Monday, September 24, 2012

Rise of Malice - Rise of Malice DEMO (2012)

Though Rise of Malice is a Greek band, they sound nothing like what you'd expect from Hellenic heroes like Rotting Christ or Varathron; this eponymous demo, their second, bears a more ghastly characteristic redolent of the Norse bands in the earlier 90s. A heavy Darkthrone influence is evident through the unwashed grime of the music's mix, but the tremolo picking sequences and the tundra-scavenging grandeur of the songwriting also bring to mind Immortal, or perhaps a few Swedish groups like Marduk. There's even a cover of "Withstand the Fall of Time", from Immortal's 1999 album At the Heart of Winter, which occupies over a third of this 21 minute tape. To their credit, the Greeks have a few traits that prevent them from sounding like carbon copies, but in terms of individuality, the demo doesn't set itself apart form the thousands of other, straightaway black metal acts spawned throughout the underground.

Not necessarily a bad thing, if a band has the control and ability to conjure that cold nostalgia for the past, and at this the Greeks do succeed. The tinny beats blast along distantly below the fuzzy confidence of the guitars, and I found that the fills were often louder than the snares and kicks during the faster sequences. The bass doesn't do all that much other than mimic the guitar progression, but then it rarely did at the dawn of black metal. The vocal inflection forms a decrepit, grumbled tone that doesn't always match up percussively with the instrumentation, but still sounds like some scarred warlock conjuring up a curse; and the acidic, atmospheric whispers that follow the eerie clean guitars in "The Forest of Mist" were a nice touch. Riffs range from tremolo streams, to melodic chords with an air of dissonance about them, to even a blackened thrash riff like the one in the depths of "Bloodshed", a decent variety even if few of them feel fresh or unfamiliar. The Immortal cover doesn't sound anywhere near so powerful as the original, but they pull off the various licks well enough in tribute.

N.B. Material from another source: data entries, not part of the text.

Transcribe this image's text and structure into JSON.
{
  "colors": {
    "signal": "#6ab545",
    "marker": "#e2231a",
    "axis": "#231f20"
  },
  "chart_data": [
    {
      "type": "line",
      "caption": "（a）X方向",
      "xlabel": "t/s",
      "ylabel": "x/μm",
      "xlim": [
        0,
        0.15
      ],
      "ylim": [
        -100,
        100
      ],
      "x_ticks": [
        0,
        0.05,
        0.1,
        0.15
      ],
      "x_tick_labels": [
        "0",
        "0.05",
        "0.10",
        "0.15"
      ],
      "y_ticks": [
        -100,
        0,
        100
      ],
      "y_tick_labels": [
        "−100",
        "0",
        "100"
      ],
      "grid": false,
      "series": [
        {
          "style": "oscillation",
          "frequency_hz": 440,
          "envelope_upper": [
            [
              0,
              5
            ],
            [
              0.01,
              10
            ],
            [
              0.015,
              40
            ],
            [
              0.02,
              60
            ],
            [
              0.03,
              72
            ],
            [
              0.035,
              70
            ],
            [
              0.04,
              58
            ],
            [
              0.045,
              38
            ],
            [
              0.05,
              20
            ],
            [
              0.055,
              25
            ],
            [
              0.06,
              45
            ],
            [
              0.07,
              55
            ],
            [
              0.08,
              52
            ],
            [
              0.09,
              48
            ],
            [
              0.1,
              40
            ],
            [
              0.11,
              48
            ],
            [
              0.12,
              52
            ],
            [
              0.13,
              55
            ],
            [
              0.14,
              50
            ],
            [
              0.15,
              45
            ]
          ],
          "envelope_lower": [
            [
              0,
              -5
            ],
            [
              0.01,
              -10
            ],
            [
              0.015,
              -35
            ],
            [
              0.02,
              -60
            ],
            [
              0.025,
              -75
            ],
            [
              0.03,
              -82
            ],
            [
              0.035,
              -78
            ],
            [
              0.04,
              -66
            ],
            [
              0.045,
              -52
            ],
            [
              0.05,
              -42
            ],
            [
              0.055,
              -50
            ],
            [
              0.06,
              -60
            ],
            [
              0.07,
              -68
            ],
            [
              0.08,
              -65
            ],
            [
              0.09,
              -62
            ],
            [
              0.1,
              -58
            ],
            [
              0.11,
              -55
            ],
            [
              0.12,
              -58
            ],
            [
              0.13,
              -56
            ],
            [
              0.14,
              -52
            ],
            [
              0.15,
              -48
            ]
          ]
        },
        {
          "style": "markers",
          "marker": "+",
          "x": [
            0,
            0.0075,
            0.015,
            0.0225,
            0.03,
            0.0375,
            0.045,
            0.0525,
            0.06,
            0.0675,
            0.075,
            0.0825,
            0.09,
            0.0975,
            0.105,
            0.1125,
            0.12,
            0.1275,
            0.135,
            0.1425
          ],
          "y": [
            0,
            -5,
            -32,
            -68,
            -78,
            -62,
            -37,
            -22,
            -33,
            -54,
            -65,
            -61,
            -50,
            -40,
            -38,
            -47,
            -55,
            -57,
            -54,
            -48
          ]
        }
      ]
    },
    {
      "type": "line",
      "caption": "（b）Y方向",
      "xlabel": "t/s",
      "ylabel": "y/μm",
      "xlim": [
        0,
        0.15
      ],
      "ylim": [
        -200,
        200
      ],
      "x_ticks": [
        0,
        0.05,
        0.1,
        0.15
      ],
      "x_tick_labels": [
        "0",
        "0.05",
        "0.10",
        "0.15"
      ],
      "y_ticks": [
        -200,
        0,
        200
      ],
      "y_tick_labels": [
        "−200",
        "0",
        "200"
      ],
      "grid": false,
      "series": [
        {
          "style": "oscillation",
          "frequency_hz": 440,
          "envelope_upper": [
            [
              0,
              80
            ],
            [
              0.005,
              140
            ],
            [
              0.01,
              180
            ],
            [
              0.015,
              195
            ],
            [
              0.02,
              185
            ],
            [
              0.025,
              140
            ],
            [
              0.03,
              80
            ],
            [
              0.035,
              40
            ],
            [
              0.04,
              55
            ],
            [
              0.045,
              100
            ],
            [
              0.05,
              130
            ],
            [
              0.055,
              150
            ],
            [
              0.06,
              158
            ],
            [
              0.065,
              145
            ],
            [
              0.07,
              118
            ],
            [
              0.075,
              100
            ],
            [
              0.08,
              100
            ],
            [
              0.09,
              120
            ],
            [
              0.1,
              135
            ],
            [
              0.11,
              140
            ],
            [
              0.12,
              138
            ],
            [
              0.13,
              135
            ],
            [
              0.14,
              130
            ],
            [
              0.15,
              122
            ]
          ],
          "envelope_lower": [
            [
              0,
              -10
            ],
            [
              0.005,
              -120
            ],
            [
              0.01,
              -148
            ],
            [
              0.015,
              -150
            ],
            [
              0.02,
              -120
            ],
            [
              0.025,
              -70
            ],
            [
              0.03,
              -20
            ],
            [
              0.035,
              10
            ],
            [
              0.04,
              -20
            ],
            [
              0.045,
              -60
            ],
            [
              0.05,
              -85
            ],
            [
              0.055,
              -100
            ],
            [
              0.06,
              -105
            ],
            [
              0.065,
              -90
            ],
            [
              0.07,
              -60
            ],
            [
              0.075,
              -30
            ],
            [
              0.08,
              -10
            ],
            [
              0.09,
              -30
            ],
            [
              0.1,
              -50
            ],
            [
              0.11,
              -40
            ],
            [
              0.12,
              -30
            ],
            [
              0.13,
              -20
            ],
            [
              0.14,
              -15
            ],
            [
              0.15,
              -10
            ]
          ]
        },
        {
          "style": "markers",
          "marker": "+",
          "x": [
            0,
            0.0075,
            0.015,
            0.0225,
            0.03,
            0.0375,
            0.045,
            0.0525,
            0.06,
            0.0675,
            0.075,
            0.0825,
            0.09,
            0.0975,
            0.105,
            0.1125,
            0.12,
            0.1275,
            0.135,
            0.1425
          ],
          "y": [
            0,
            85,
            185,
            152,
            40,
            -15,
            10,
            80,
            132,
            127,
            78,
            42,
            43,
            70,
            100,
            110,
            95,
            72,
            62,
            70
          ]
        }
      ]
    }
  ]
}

Ultimately, I was torn between my enjoyment of this style and the lack of anything particularly savage, new or compelling happening on the three original metal tracks. Let's be clear: this is self-aware, archaic and grisly black metal which seeks little more than to honor its foundations. Aesthetically, I felt fully in step with the rawness of the music, the fragile balance of viciousness and melody which Rise of Malice does not disservice. This is cold, authentic, buzzing and bestial; not as unflinchingly primordial as something like Nattens Madrigal, as the instruments are quite clear (save maybe the blasting). The demo is reasonably well paced out, from the creepy dark ambient intro "Silent Echoes" to the gruesome grandeur of the cover at the close; and they're not without some sensible riffs. The isolated torment of the lyrics is well suited to the genre. Grim, cohesive, and decent, yet clearly there's enough talent in the group that the riffs and transitions can be improved upon in the years head; a little added dissonance and atmospheric insanity might go a long way.